Nomads abound, especially these days as the grey variety stock up their caravans or Winnebagos to go touring. The holiday parks are packed with them. I guess I became a nomad when Dad sold the farm at Imbil in Queensland and moved the family to Boreen Point, a lovely spot on the shore of Lake Cootharaba. I was four years old. Later we travelled in a family group when my Uncle, Aunty and their two children joined us. We’d moved from Boreen Point to Pomona and Mum had decided to make tracks, leaving Dad to care for my brother, sister and myself. Aunty Dorrie to the rescue! Then the men got the brilliant idea there was money to be made fencing sheep stations west of Dirrinbandi.
The old green truck was packed up to the extent that the chicken coop was strapped to the roof of the cab. Tents, canvas water bags, Tilly lights and camping gear were thrown aboard. Mattresses stowed amongst the gear served as seats for the five children while the three adults travelled in the cab. On reaching our destination the tents were pitched and the campsite set up. We lived in the middle of the bush for many months and we thought it a great life. There was an abundance of wildlife and I had a pet Emu for a while. Aunty Dorrie taught us our school lessons via correspondence. When the fencing contract ended we moved into Dirrinbandi where Dad got a job with the railways. He was soon transferred to Mount Tyson, a small town near Toowoomba, where we attended school.
My teacher’s name was Miss Seganto. I liked her a lot. I quickly caught up with the rest of the class so our correspondence lessons proved to have been successful. One day Miss Seganto spoke to me as I was leaving the classroom. She opened the doors of a big green cupboard that stood in the corner of the room and showed me shelves filled with books. I was allowed to take a book to read anytime I wanted. It was like discovering a goldmine! I avidly read everything in that cupboard.
We moved around a lot more after that but my love of reading had been well entrenched. I entered my first writing competition at the next place we lived with a short story called “My Rascally Brother”. It won second prize.

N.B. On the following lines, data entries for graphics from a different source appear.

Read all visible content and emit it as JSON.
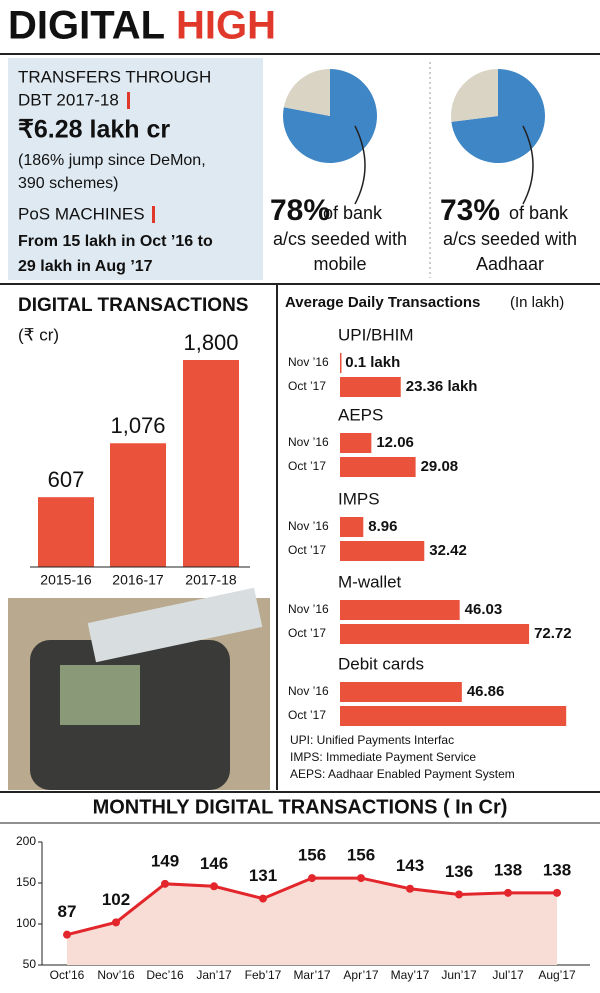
{
  "header": {
    "title": "DIGITAL",
    "title_accent": "HIGH"
  },
  "dbt": {
    "label": [
      "TRANSFERS THROUGH",
      "DBT 2017-18"
    ],
    "amount": "₹6.28 lakh cr",
    "note": [
      "(186% jump since DeMon,",
      "390 schemes)"
    ]
  },
  "pos": {
    "label": "PoS MACHINES",
    "note": [
      "From 15 lakh in Oct ’16 to",
      "29 lakh in Aug ’17"
    ]
  },
  "chart_data": [
    {
      "type": "pie",
      "values": [
        78,
        22
      ],
      "value_labels": [
        "78%",
        null
      ],
      "colors": [
        "#3f86c6",
        "#d9d4c4"
      ],
      "caption": [
        "of bank",
        "a/cs seeded with",
        "mobile"
      ]
    },
    {
      "type": "pie",
      "values": [
        73,
        27
      ],
      "value_labels": [
        "73%",
        null
      ],
      "colors": [
        "#3f86c6",
        "#d9d4c4"
      ],
      "caption": [
        "of bank",
        "a/cs seeded with",
        "Aadhaar"
      ]
    },
    {
      "type": "bar",
      "title": "DIGITAL TRANSACTIONS",
      "subtitle": "(₹ cr)",
      "categories": [
        "2015-16",
        "2016-17",
        "2017-18"
      ],
      "values": [
        607,
        1076,
        1800
      ],
      "value_labels": [
        "607",
        "1,076",
        "1,800"
      ],
      "color": "#ea523b"
    },
    {
      "type": "hbar",
      "title": "Average Daily Transactions",
      "subtitle": "(In lakh)",
      "categories": [
        "UPI/BHIM",
        "AEPS",
        "IMPS",
        "M-wallet",
        "Debit cards"
      ],
      "series": [
        {
          "name": "Nov ’16",
          "color": "#ea523b",
          "values": [
            0.1,
            12.06,
            8.96,
            46.03,
            46.86
          ],
          "value_labels": [
            "0.1 lakh",
            "12.06",
            "8.96",
            "46.03",
            "46.86"
          ]
        },
        {
          "name": "Oct ’17",
          "color": "#ea523b",
          "values": [
            23.36,
            29.08,
            32.42,
            72.72,
            87
          ],
          "value_labels": [
            "23.36 lakh",
            "29.08",
            "32.42",
            "72.72",
            null
          ]
        }
      ],
      "notes": [
        "UPI: Unified Payments Interfac",
        "IMPS: Immediate Payment Service",
        "AEPS: Aadhaar Enabled Payment System"
      ]
    },
    {
      "type": "line",
      "title": "MONTHLY DIGITAL TRANSACTIONS ( In Cr)",
      "categories": [
        "Oct’16",
        "Nov’16",
        "Dec’16",
        "Jan’17",
        "Feb’17",
        "Mar’17",
        "Apr’17",
        "May’17",
        "Jun’17",
        "Jul’17",
        "Aug’17"
      ],
      "values": [
        87,
        102,
        149,
        146,
        131,
        156,
        156,
        143,
        136,
        138,
        138
      ],
      "color": "#e2262b",
      "area_color": "#f8ddd6",
      "ylim": [
        50,
        200
      ],
      "yticks": [
        50,
        100,
        150,
        200
      ],
      "grid": false
    }
  ]
}
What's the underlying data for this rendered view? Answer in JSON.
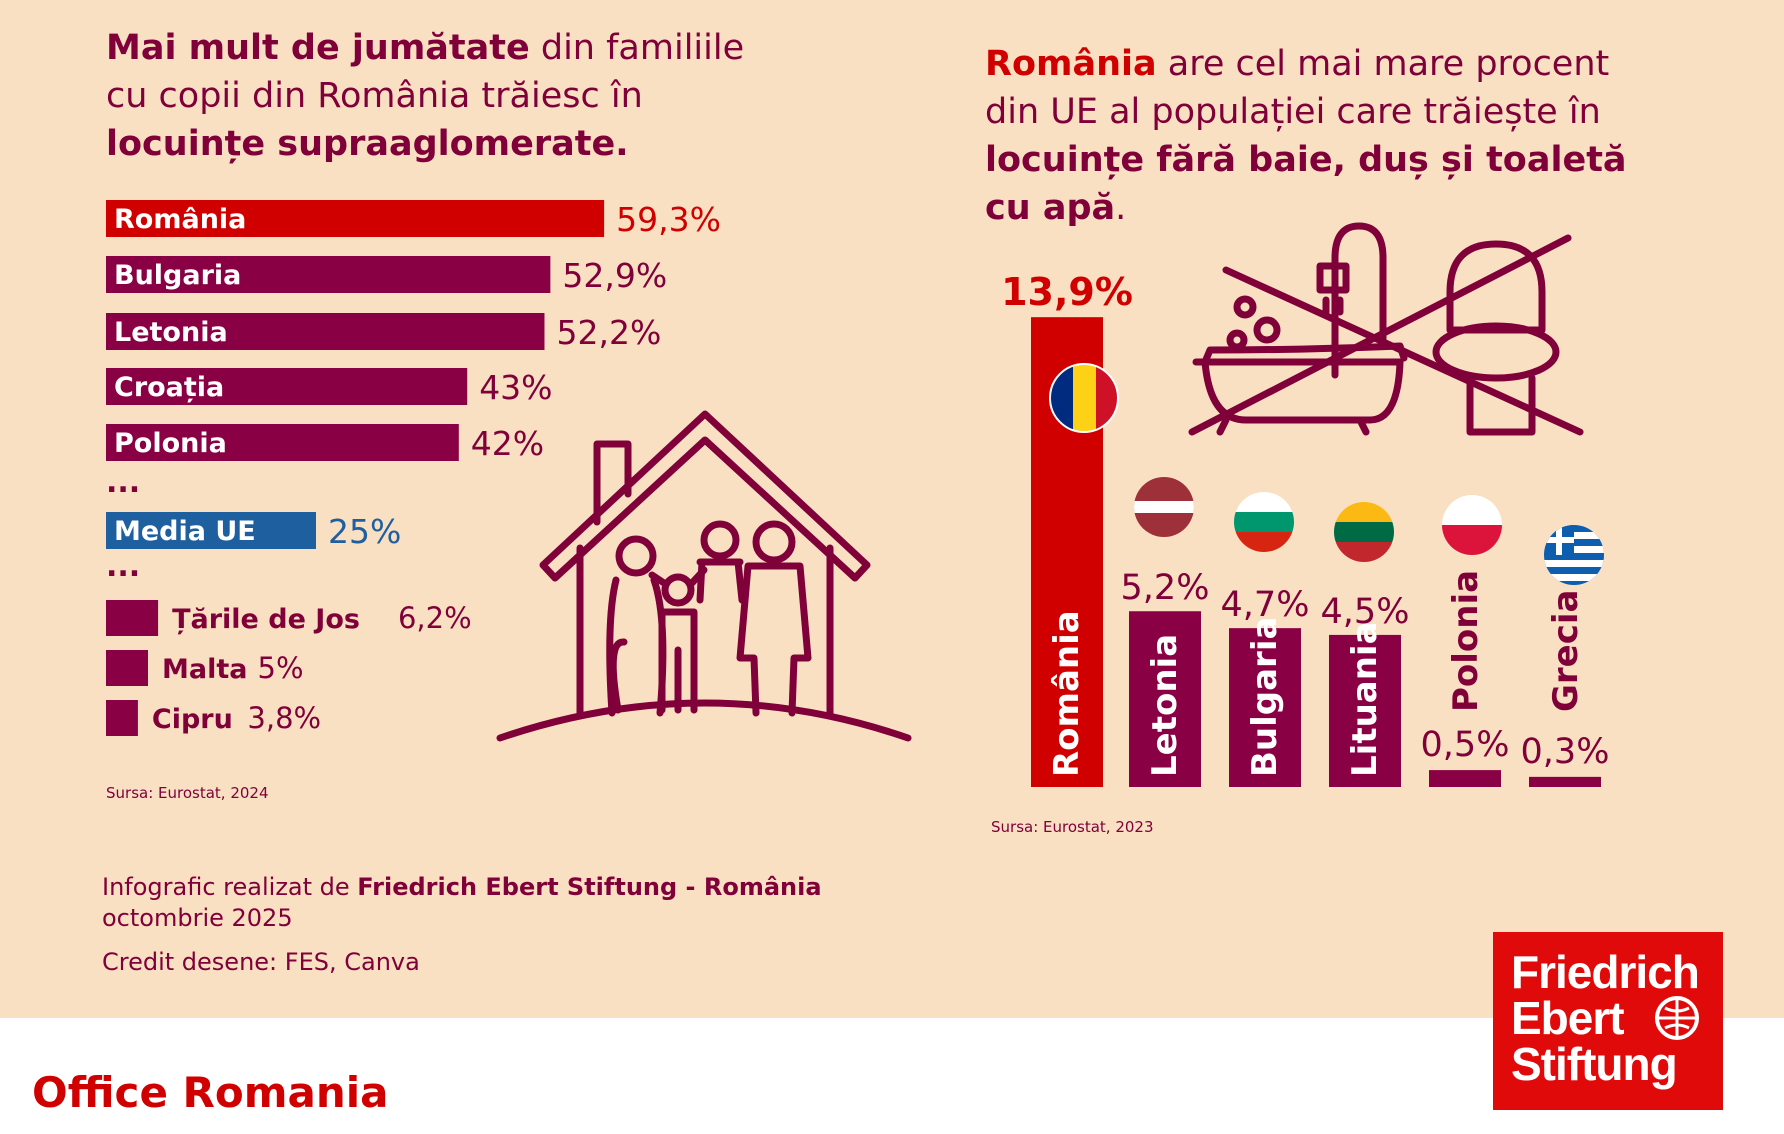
{
  "left": {
    "headline": {
      "part1_bold": "Mai mult de jumătate",
      "part2": " din familiile",
      "part3": "cu copii din România trăiesc în",
      "part4_bold": "locuințe supraaglomerate."
    },
    "source": "Sursa: Eurostat, 2024"
  },
  "right": {
    "headline": {
      "part1_red": "România",
      "part2": " are cel mai mare procent",
      "part3": "din UE al populației care trăiește în",
      "part4_bold": "locuințe fără baie, duș și toaletă",
      "part5_bold": "cu apă",
      "part6": "."
    },
    "source": "Sursa: Eurostat, 2023"
  },
  "chart_data": [
    {
      "type": "bar",
      "orientation": "horizontal",
      "title": "Familii cu copii în locuințe supraaglomerate",
      "categories": [
        "România",
        "Bulgaria",
        "Letonia",
        "Croația",
        "Polonia",
        "Media UE",
        "Țările de Jos",
        "Malta",
        "Cipru"
      ],
      "values": [
        59.3,
        52.9,
        52.2,
        43,
        42,
        25,
        6.2,
        5,
        3.8
      ],
      "labels": [
        "59,3%",
        "52,9%",
        "52,2%",
        "43%",
        "42%",
        "25%",
        "6,2%",
        "5%",
        "3,8%"
      ],
      "ellipsis": "...",
      "unit": "%",
      "colors": {
        "highlight": "#d10000",
        "default": "#8a0045",
        "eu": "#1e5fa0"
      }
    },
    {
      "type": "bar",
      "orientation": "vertical",
      "title": "Populație în locuințe fără baie, duș și toaletă cu apă",
      "categories": [
        "România",
        "Letonia",
        "Bulgaria",
        "Lituania",
        "Polonia",
        "Grecia"
      ],
      "values": [
        13.9,
        5.2,
        4.7,
        4.5,
        0.5,
        0.3
      ],
      "labels": [
        "13,9%",
        "5,2%",
        "4,7%",
        "4,5%",
        "0,5%",
        "0,3%"
      ],
      "unit": "%",
      "colors": {
        "highlight": "#d10000",
        "default": "#8a0045"
      }
    }
  ],
  "footer": {
    "credit_prefix": "Infografic realizat de ",
    "credit_org": "Friedrich Ebert Stiftung - România",
    "date": "octombrie 2025",
    "drawings": "Credit desene: FES, Canva",
    "office": "Office Romania"
  },
  "logo": {
    "line1": "Friedrich",
    "line2": "Ebert",
    "line3": "Stiftung"
  },
  "icons": [
    "house-family-icon",
    "bath-shower-toilet-crossed-icon",
    "flag-romania-icon",
    "flag-latvia-icon",
    "flag-bulgaria-icon",
    "flag-lithuania-icon",
    "flag-poland-icon",
    "flag-greece-icon",
    "fes-globe-icon"
  ],
  "colors": {
    "background": "#fae0c3",
    "primary": "#80003a",
    "accent": "#d10000",
    "eu_blue": "#1e5fa0",
    "logo_red": "#e10a0a"
  }
}
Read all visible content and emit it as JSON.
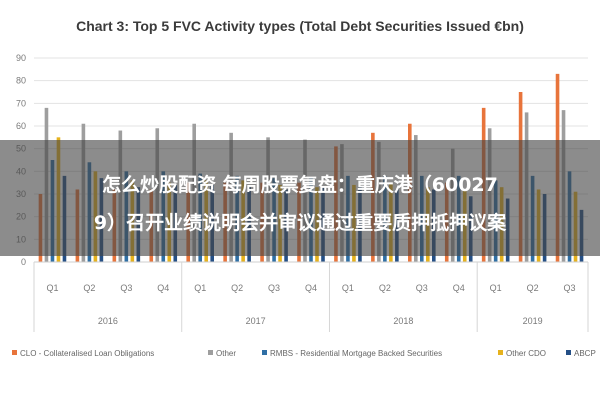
{
  "colors": {
    "CLO": "#e8743b",
    "Other": "#9e9e9e",
    "RMBS": "#2f6fa5",
    "OtherCDO": "#e6b21d",
    "ABCP": "#244f86"
  },
  "chart_data": {
    "type": "bar",
    "title": "Chart 3: Top 5 FVC Activity types (Total Debt Securities Issued €bn)",
    "xlabel": "",
    "ylabel": "",
    "ylim": [
      0,
      90
    ],
    "yticks": [
      "0",
      "10",
      "20",
      "30",
      "40",
      "50",
      "60",
      "70",
      "80",
      "90"
    ],
    "categories": [
      "Q1",
      "Q2",
      "Q3",
      "Q4",
      "Q1",
      "Q2",
      "Q3",
      "Q4",
      "Q1",
      "Q2",
      "Q3",
      "Q4",
      "Q1",
      "Q2",
      "Q3"
    ],
    "year_groups": [
      {
        "label": "2016",
        "start": 0,
        "count": 4
      },
      {
        "label": "2017",
        "start": 4,
        "count": 4
      },
      {
        "label": "2018",
        "start": 8,
        "count": 4
      },
      {
        "label": "2019",
        "start": 12,
        "count": 3
      }
    ],
    "grid": true,
    "legend_position": "bottom",
    "series": [
      {
        "key": "CLO",
        "name": "CLO - Collateralised Loan Obligations",
        "values": [
          30,
          32,
          32,
          32,
          35,
          35,
          35,
          35,
          51,
          57,
          61,
          35,
          68,
          75,
          83
        ]
      },
      {
        "key": "Other",
        "name": "Other",
        "values": [
          68,
          61,
          58,
          59,
          61,
          57,
          55,
          54,
          52,
          53,
          56,
          50,
          59,
          66,
          67
        ]
      },
      {
        "key": "RMBS",
        "name": "RMBS - Residential Mortgage Backed Securities",
        "values": [
          45,
          44,
          40,
          40,
          39,
          38,
          37,
          37,
          38,
          38,
          38,
          38,
          36,
          38,
          40
        ]
      },
      {
        "key": "OtherCDO",
        "name": "Other CDO",
        "values": [
          55,
          40,
          36,
          35,
          36,
          36,
          34,
          33,
          34,
          35,
          33,
          32,
          33,
          32,
          31
        ]
      },
      {
        "key": "ABCP",
        "name": "ABCP",
        "values": [
          38,
          37,
          33,
          34,
          34,
          33,
          32,
          33,
          33,
          32,
          32,
          29,
          28,
          30,
          23
        ]
      }
    ]
  },
  "overlay": {
    "line1": "怎么炒股配资 每周股票复盘：重庆港（60027",
    "line2": "9）召开业绩说明会并审议通过重要质押抵押议案"
  }
}
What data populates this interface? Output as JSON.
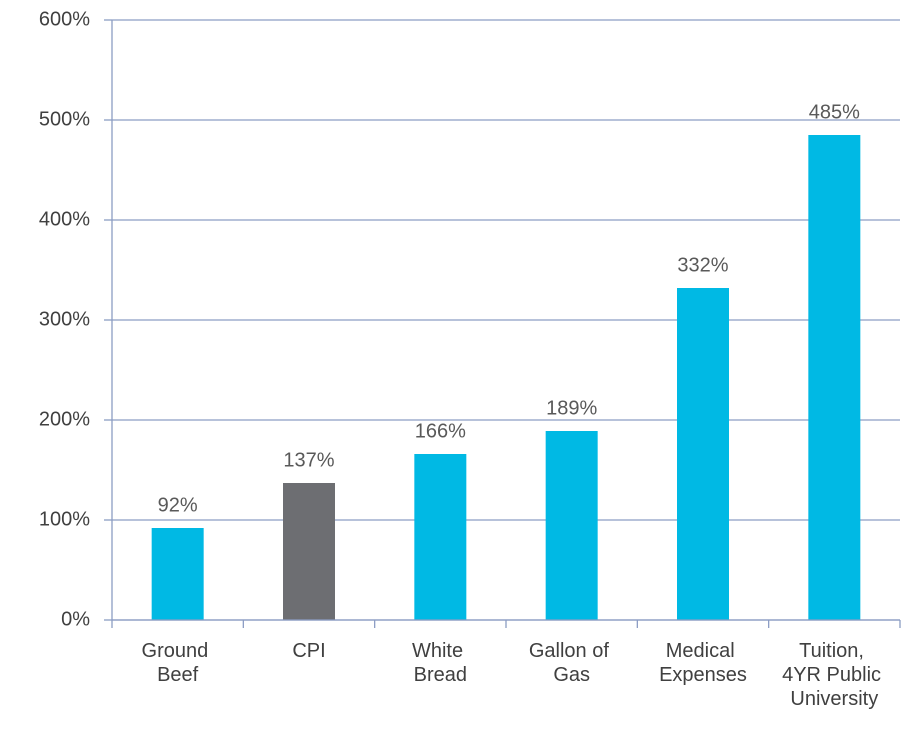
{
  "chart_data": {
    "type": "bar",
    "categories": [
      "Ground Beef",
      "CPI",
      "White Bread",
      "Gallon of Gas",
      "Medical Expenses",
      "Tuition, 4YR Public University"
    ],
    "values": [
      92,
      137,
      166,
      189,
      332,
      485
    ],
    "value_labels": [
      "92%",
      "137%",
      "166%",
      "189%",
      "332%",
      "485%"
    ],
    "colors": [
      "#00b9e4",
      "#6d6e72",
      "#00b9e4",
      "#00b9e4",
      "#00b9e4",
      "#00b9e4"
    ],
    "ylim": [
      0,
      600
    ],
    "yticks": [
      {
        "value": 0,
        "label": "0%"
      },
      {
        "value": 100,
        "label": "100%"
      },
      {
        "value": 200,
        "label": "200%"
      },
      {
        "value": 300,
        "label": "300%"
      },
      {
        "value": 400,
        "label": "400%"
      },
      {
        "value": 500,
        "label": "500%"
      },
      {
        "value": 600,
        "label": "600%"
      }
    ],
    "grid": true
  }
}
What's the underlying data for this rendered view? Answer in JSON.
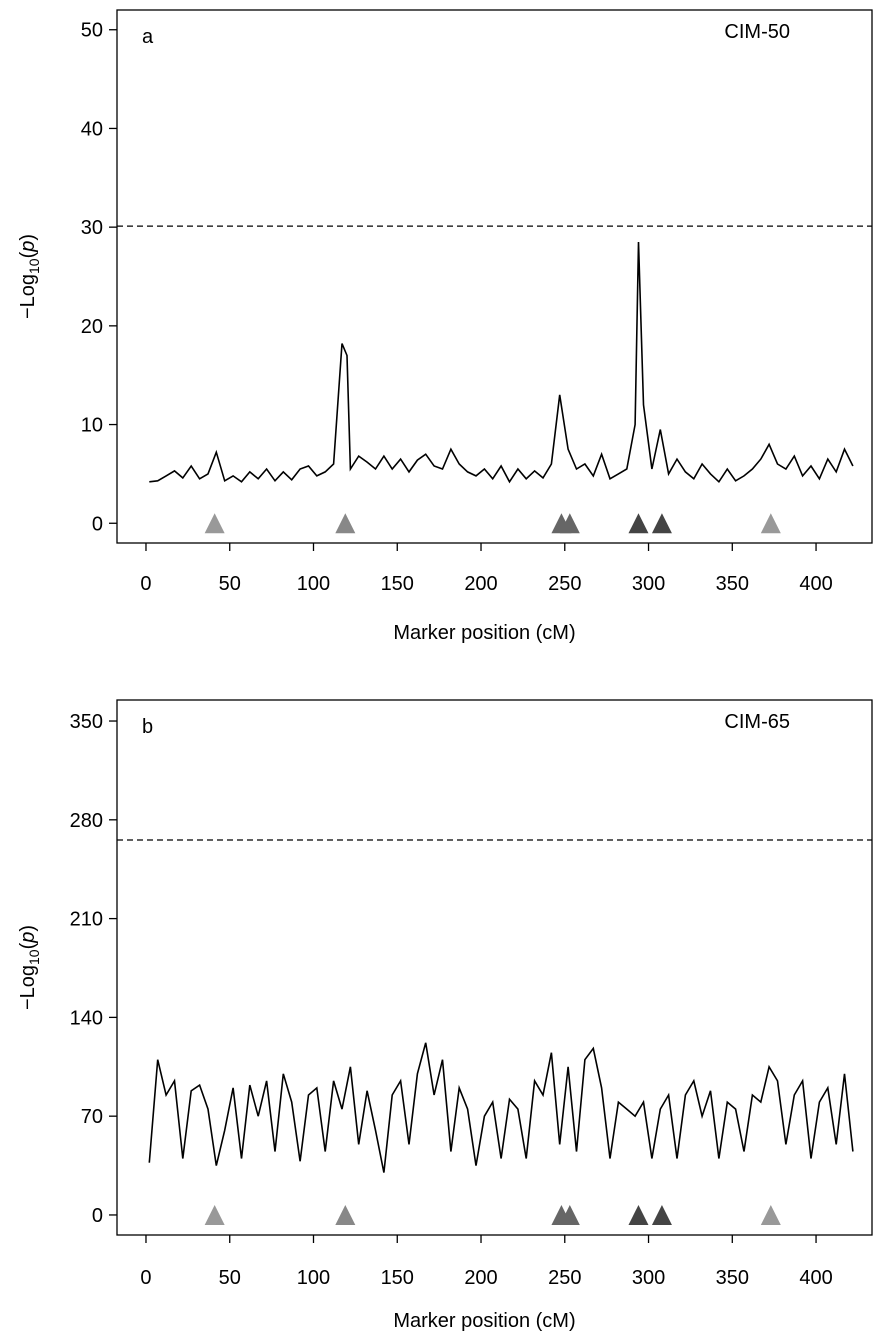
{
  "chart_data": [
    {
      "type": "line",
      "panel_label": "a",
      "title": "CIM-50",
      "xlabel": "Marker position (cM)",
      "ylabel_parts": [
        "−Log",
        "10",
        "(",
        "p",
        ")"
      ],
      "xlim": [
        -17.3,
        433.4
      ],
      "ylim": [
        -2.0,
        52.0
      ],
      "xticks": [
        0,
        50,
        100,
        150,
        200,
        250,
        300,
        350,
        400
      ],
      "yticks": [
        0,
        10,
        20,
        30,
        40,
        50
      ],
      "threshold": 30.1,
      "x": [
        2,
        7,
        12,
        17,
        22,
        27,
        32,
        37,
        42,
        47,
        52,
        57,
        62,
        67,
        72,
        77,
        82,
        87,
        92,
        97,
        102,
        107,
        112,
        117,
        120,
        122,
        127,
        132,
        137,
        142,
        147,
        152,
        157,
        162,
        167,
        172,
        177,
        182,
        187,
        192,
        197,
        202,
        207,
        212,
        217,
        222,
        227,
        232,
        237,
        242,
        247,
        252,
        257,
        262,
        267,
        272,
        277,
        282,
        287,
        292,
        294,
        297,
        302,
        307,
        312,
        317,
        322,
        327,
        332,
        337,
        342,
        347,
        352,
        357,
        362,
        367,
        372,
        377,
        382,
        387,
        392,
        397,
        402,
        407,
        412,
        417,
        422
      ],
      "values": [
        4.2,
        4.3,
        4.8,
        5.3,
        4.6,
        5.8,
        4.5,
        5.0,
        7.2,
        4.3,
        4.8,
        4.2,
        5.2,
        4.5,
        5.5,
        4.3,
        5.2,
        4.4,
        5.5,
        5.8,
        4.8,
        5.2,
        6.0,
        18.2,
        17.0,
        5.5,
        6.8,
        6.2,
        5.5,
        6.8,
        5.5,
        6.5,
        5.2,
        6.4,
        7.0,
        5.8,
        5.5,
        7.5,
        6.0,
        5.2,
        4.8,
        5.5,
        4.5,
        5.8,
        4.2,
        5.5,
        4.5,
        5.3,
        4.6,
        6.0,
        13.0,
        7.5,
        5.5,
        6.0,
        4.8,
        7.0,
        4.5,
        5.0,
        5.5,
        10.0,
        28.5,
        12.0,
        5.5,
        9.5,
        5.0,
        6.5,
        5.2,
        4.5,
        6.0,
        5.0,
        4.2,
        5.5,
        4.3,
        4.8,
        5.5,
        6.5,
        8.0,
        6.0,
        5.5,
        6.8,
        4.8,
        5.8,
        4.5,
        6.5,
        5.2,
        7.5,
        5.8
      ],
      "color": "#000000",
      "markers": {
        "x": [
          41,
          119,
          248,
          253,
          294,
          308,
          373
        ],
        "colors": [
          "#999999",
          "#888888",
          "#666666",
          "#666666",
          "#444444",
          "#444444",
          "#999999"
        ]
      }
    },
    {
      "type": "line",
      "panel_label": "b",
      "title": "CIM-65",
      "xlabel": "Marker position (cM)",
      "ylabel_parts": [
        "−Log",
        "10",
        "(",
        "p",
        ")"
      ],
      "xlim": [
        -17.3,
        433.4
      ],
      "ylim": [
        -14.2,
        364.9
      ],
      "xticks": [
        0,
        50,
        100,
        150,
        200,
        250,
        300,
        350,
        400
      ],
      "yticks": [
        0,
        70,
        140,
        210,
        280,
        350
      ],
      "threshold": 265.7,
      "x": [
        2,
        7,
        12,
        17,
        22,
        27,
        32,
        37,
        42,
        47,
        52,
        57,
        62,
        67,
        72,
        77,
        82,
        87,
        92,
        97,
        102,
        107,
        112,
        117,
        122,
        127,
        132,
        137,
        142,
        147,
        152,
        157,
        162,
        167,
        172,
        177,
        182,
        187,
        192,
        197,
        202,
        207,
        212,
        217,
        222,
        227,
        232,
        237,
        242,
        247,
        252,
        257,
        262,
        267,
        272,
        277,
        282,
        287,
        292,
        297,
        302,
        307,
        312,
        317,
        322,
        327,
        332,
        337,
        342,
        347,
        352,
        357,
        362,
        367,
        372,
        377,
        382,
        387,
        392,
        397,
        402,
        407,
        412,
        417,
        422
      ],
      "values": [
        37,
        110,
        85,
        95,
        40,
        88,
        92,
        75,
        35,
        60,
        90,
        40,
        92,
        70,
        95,
        45,
        100,
        80,
        38,
        85,
        90,
        45,
        95,
        75,
        105,
        50,
        88,
        60,
        30,
        85,
        95,
        50,
        100,
        122,
        85,
        110,
        45,
        90,
        75,
        35,
        70,
        80,
        40,
        82,
        75,
        40,
        95,
        85,
        115,
        50,
        105,
        45,
        110,
        118,
        90,
        40,
        80,
        75,
        70,
        80,
        40,
        75,
        85,
        40,
        85,
        95,
        70,
        88,
        40,
        80,
        75,
        45,
        85,
        80,
        105,
        95,
        50,
        85,
        95,
        40,
        80,
        90,
        50,
        100,
        45
      ],
      "color": "#000000",
      "markers": {
        "x": [
          41,
          119,
          248,
          253,
          294,
          308,
          373
        ],
        "colors": [
          "#999999",
          "#888888",
          "#666666",
          "#666666",
          "#444444",
          "#444444",
          "#999999"
        ]
      }
    }
  ]
}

After many years of location shifts with my husband, who was employed mainly in the retail industry, with a six year interlude as a Youth Pastor, I’ve retired. I now have much more time for reading and writing. But we’ve bought a caravan. It won’t be long before we’re on the road again. My laptop and broadband make a portable life easy! A couple of months in Queensland during winter is sounding good! I’ll look up Miss Seganto, who married a local farmer and is now Mrs Janke. I’ve been in touch and she is now 84 years old, in fine form and is looking forward to seeing me again. What a wonderful lady she is.